Microsoftpublished a blog post on November 26, announcing that in its LlamaParse Integration of Azure OpenAI endpoints in the GPT-4o series of models.Enhance extraction of unstructured data and parsing of multimodal documents, and seamlessly interface with Azure AI Search vector databases to build complete retrieval augmentation generation (RAG) workflows.
Introduction to LlamaParse
Microsoft LlamaParse is a document parser designed for Generative Artificial Intelligence (GenAI), whose main goal is to parse and clean a wide variety of document data to ensure data quality before passing it on to downstream Large Language Models (LLMs).
Adding Azure OpenAI endpoints
Microsoft LlamaParse, with this integration, enables users to call Azure OpenAI's GPT-4o family of models to extract unstructured data and document transformations.
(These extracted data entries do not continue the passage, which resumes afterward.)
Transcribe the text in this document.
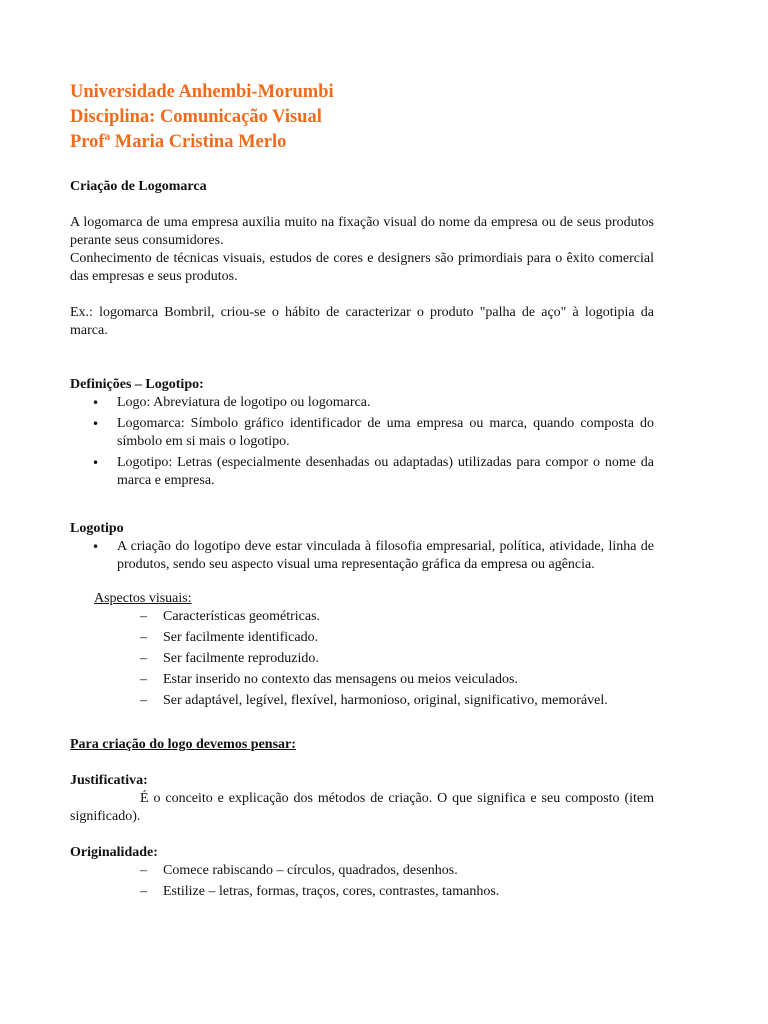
Universidade Anhembi-Morumbi
Disciplina: Comunicação Visual
Profª Maria Cristina Merlo
Criação de Logomarca
A logomarca de uma empresa auxilia muito na fixação visual do nome da empresa ou de seus produtos perante seus consumidores.
Conhecimento de técnicas visuais, estudos de cores e designers são primordiais para o êxito comercial das empresas e seus produtos.
Ex.: logomarca Bombril, criou-se o hábito de caracterizar o produto "palha de aço" à logotipia da marca.
Definições – Logotipo:
• Logo: Abreviatura de logotipo ou logomarca.
• Logomarca: Símbolo gráfico identificador de uma empresa ou marca, quando composta do símbolo em si mais o logotipo.
• Logotipo: Letras (especialmente desenhadas ou adaptadas) utilizadas para compor o nome da marca e empresa.
Logotipo
• A criação do logotipo deve estar vinculada à filosofia empresarial, política, atividade, linha de produtos, sendo seu aspecto visual uma representação gráfica da empresa ou agência.
Aspectos visuais:
– Características geométricas.
– Ser facilmente identificado.
– Ser facilmente reproduzido.
– Estar inserido no contexto das mensagens ou meios veiculados.
– Ser adaptável, legível, flexível, harmonioso, original, significativo, memorável.
Para criação do logo devemos pensar:
Justificativa:
É o conceito e explicação dos métodos de criação. O que significa e seu composto (item significado).
Originalidade:
– Comece rabiscando – círculos, quadrados, desenhos.
– Estilize – letras, formas, traços, cores, contrastes, tamanhos.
This integration capitalizes on the strengths of bothLlamaParse for efficient parsing and Azure OpenAI for powerful language modeling capabilities, ultimately enabling more accurate and smarter document processing.
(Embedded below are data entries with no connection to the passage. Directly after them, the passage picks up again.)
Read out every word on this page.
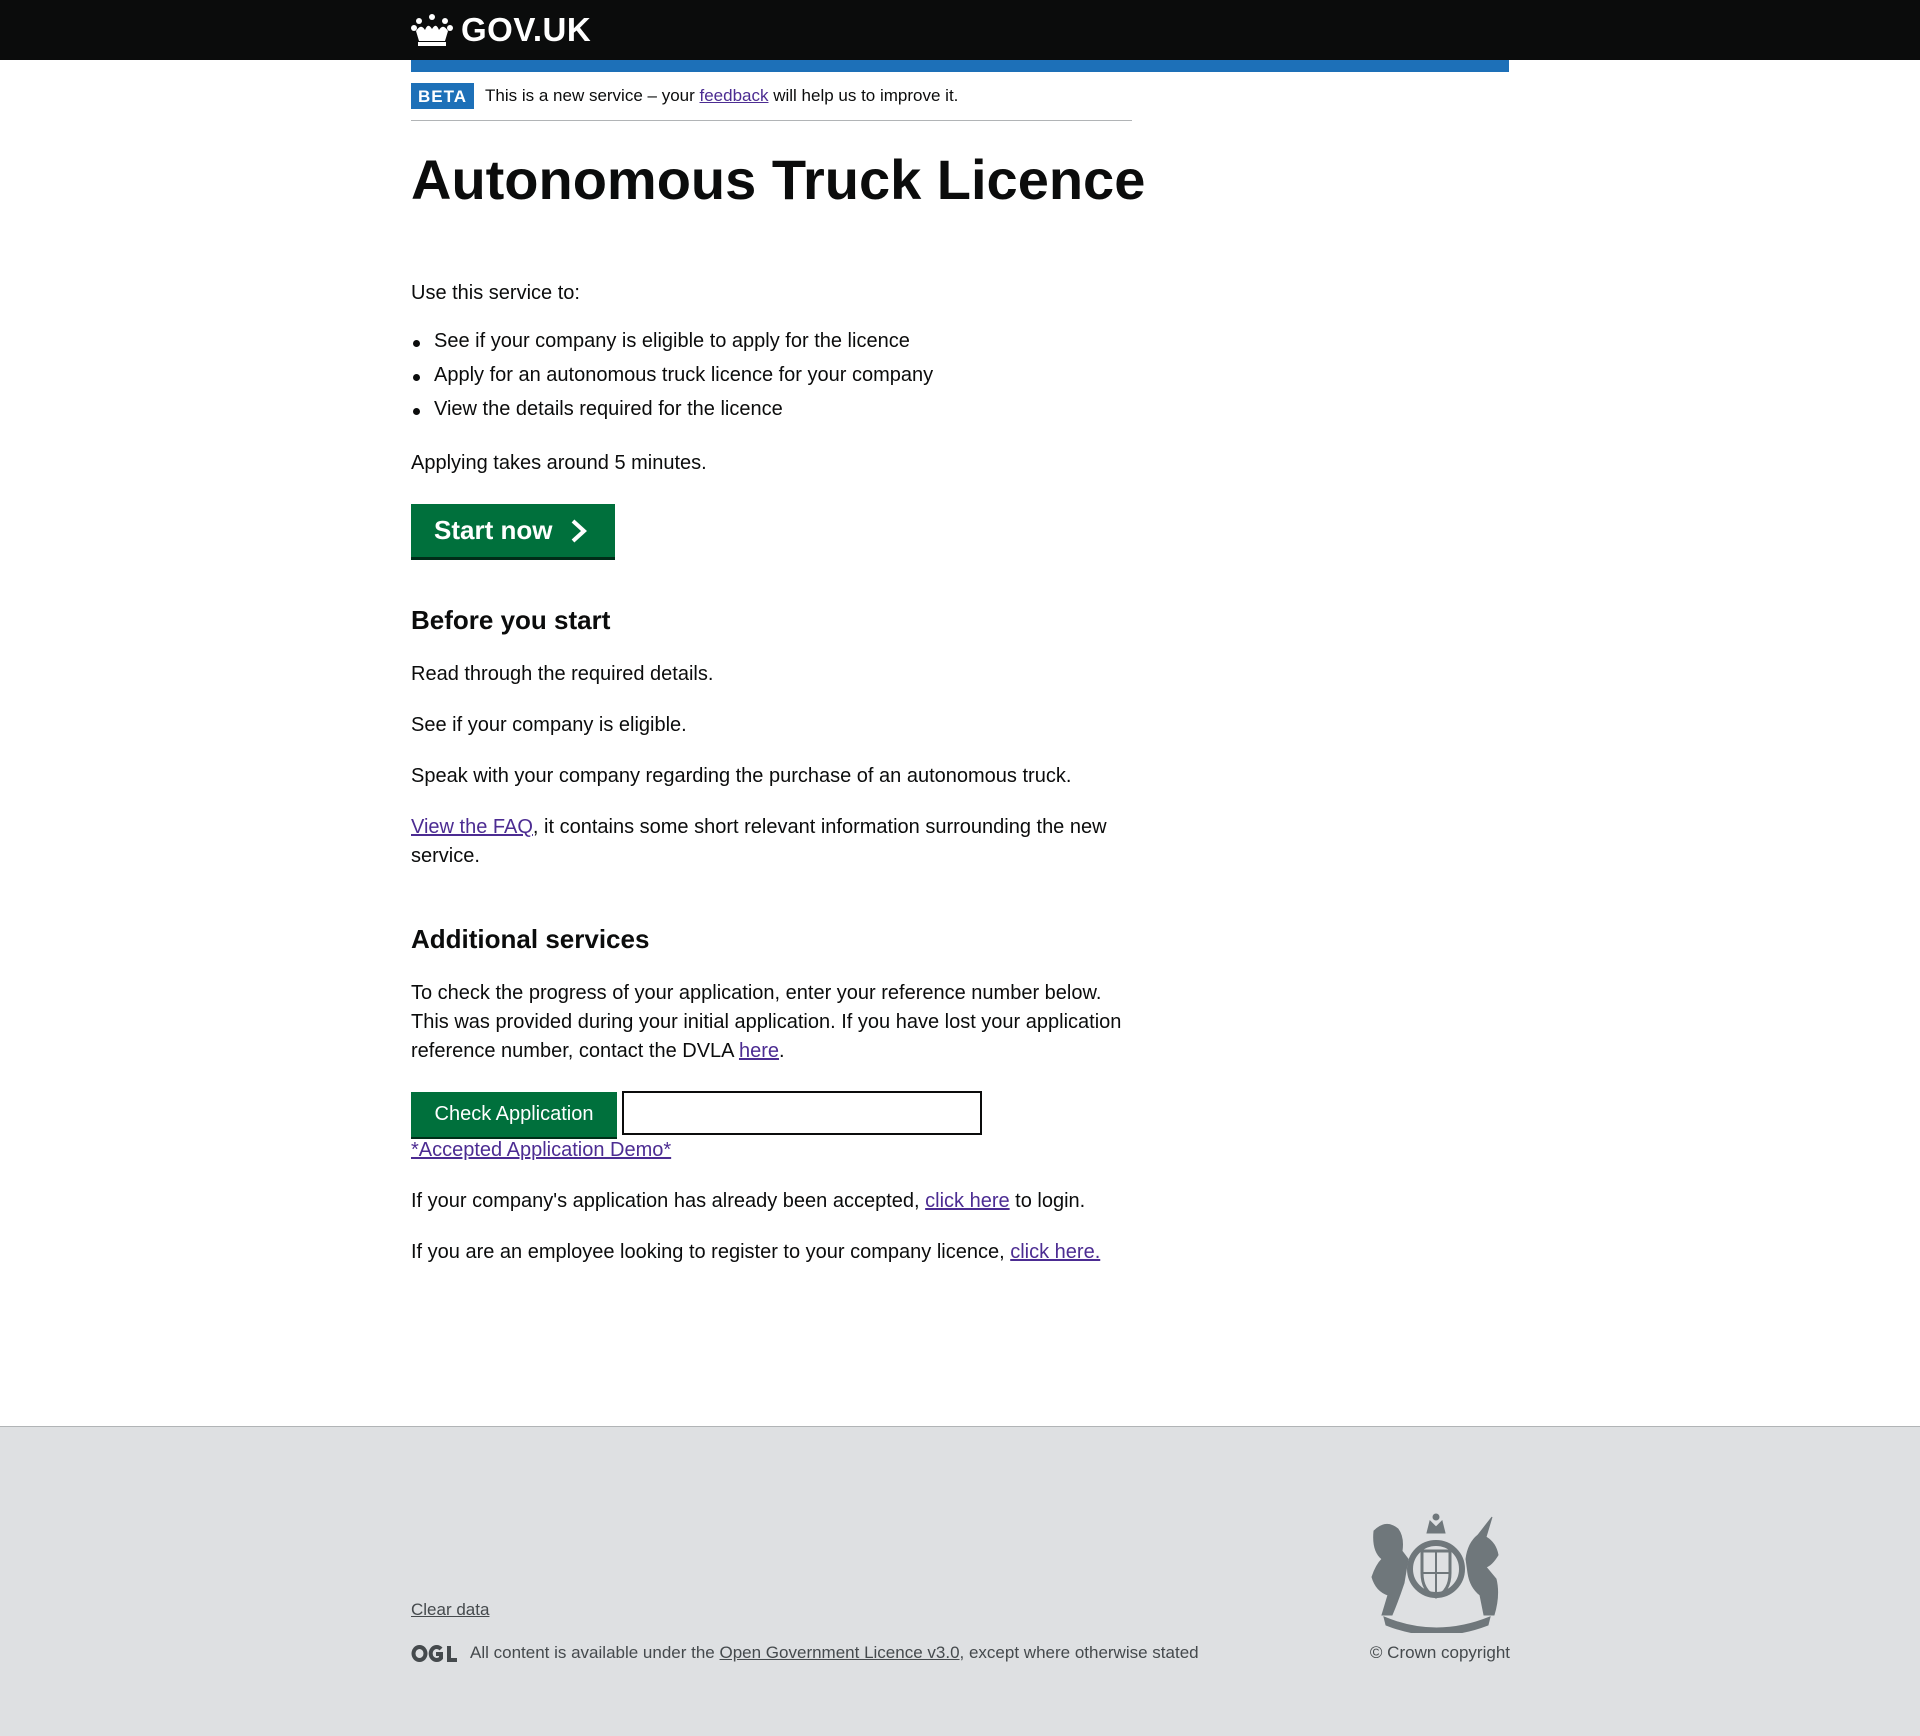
GOV.UK
BETA	This is a new service – your feedback will help us to improve it.
Autonomous Truck Licence

Use this service to:

See if your company is eligible to apply for the licence
Apply for an autonomous truck licence for your company
View the details required for the licence

Applying takes around 5 minutes.

Start now
Before you start

Read through the required details.

See if your company is eligible.

Speak with your company regarding the purchase of an autonomous truck.

View the FAQ, it contains some short relevant information surrounding the new service.

Additional services

To check the progress of your application, enter your reference number below. This was provided during your initial application. If you have lost your application reference number, contact the DVLA here.

Check Application

*Accepted Application Demo*

If your company's application has already been accepted, click here to login.

If you are an employee looking to register to your company licence, click here.

Clear data
All content is available under the Open Government Licence v3.0, except where otherwise stated	© Crown copyright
Citing the media report, 1AI attached the update as follows:
- Directly connect to models such as GPT-4o and GPT-4o-mini for Azure OpenAI
- Multimodal document parsing in LlamaParse, with multimodal support via Azure OpenAI
- LLM-optimized output for enhanced retrieval and semantic searching
- Seamless ingestion into Azure AI Search's vector repository via LlamaIndex
- Enterprise-grade security and compliance for sensitive workloads
Users can leverage LlamaCloud, Azure AI Search, and Azure OpenAI to build a complete RAG workflow in a number of steps:
- Parsing and Enrichment: Advanced document extraction using LlamaParse Premium and Azure OpenAI to generate LLM-optimized output in multiple formats such as Markdown, LaTeX, and Mermaid charts.
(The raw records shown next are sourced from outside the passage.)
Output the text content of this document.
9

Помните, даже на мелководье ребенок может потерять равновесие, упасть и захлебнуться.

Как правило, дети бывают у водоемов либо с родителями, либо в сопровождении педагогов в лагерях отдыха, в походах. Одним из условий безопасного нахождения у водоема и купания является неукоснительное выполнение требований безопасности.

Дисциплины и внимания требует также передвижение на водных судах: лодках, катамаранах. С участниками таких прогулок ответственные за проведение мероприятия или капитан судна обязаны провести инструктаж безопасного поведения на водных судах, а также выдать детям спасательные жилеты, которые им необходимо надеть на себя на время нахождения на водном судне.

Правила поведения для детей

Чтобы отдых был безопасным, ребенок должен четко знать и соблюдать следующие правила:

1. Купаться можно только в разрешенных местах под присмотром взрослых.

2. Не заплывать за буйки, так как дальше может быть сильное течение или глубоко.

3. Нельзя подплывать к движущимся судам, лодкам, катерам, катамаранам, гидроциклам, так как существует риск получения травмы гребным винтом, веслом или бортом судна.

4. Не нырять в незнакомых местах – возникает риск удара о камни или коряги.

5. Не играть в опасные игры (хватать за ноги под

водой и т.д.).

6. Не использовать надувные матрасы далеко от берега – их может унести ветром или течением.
- Chunking and Embedding: Use Azure AI Search as a vector store and leverage the embedding model in the Azure AI Model Catalog to chunk, embed, and index the parsed content.
- Search & Generate: Leverage Azure AI Search's query rewriting and semantic reordering capabilities to improve retrieval quality. Finally, build generative AI applications by orchestrating Azure AI Search and Azure OpenAI with Llamaindex.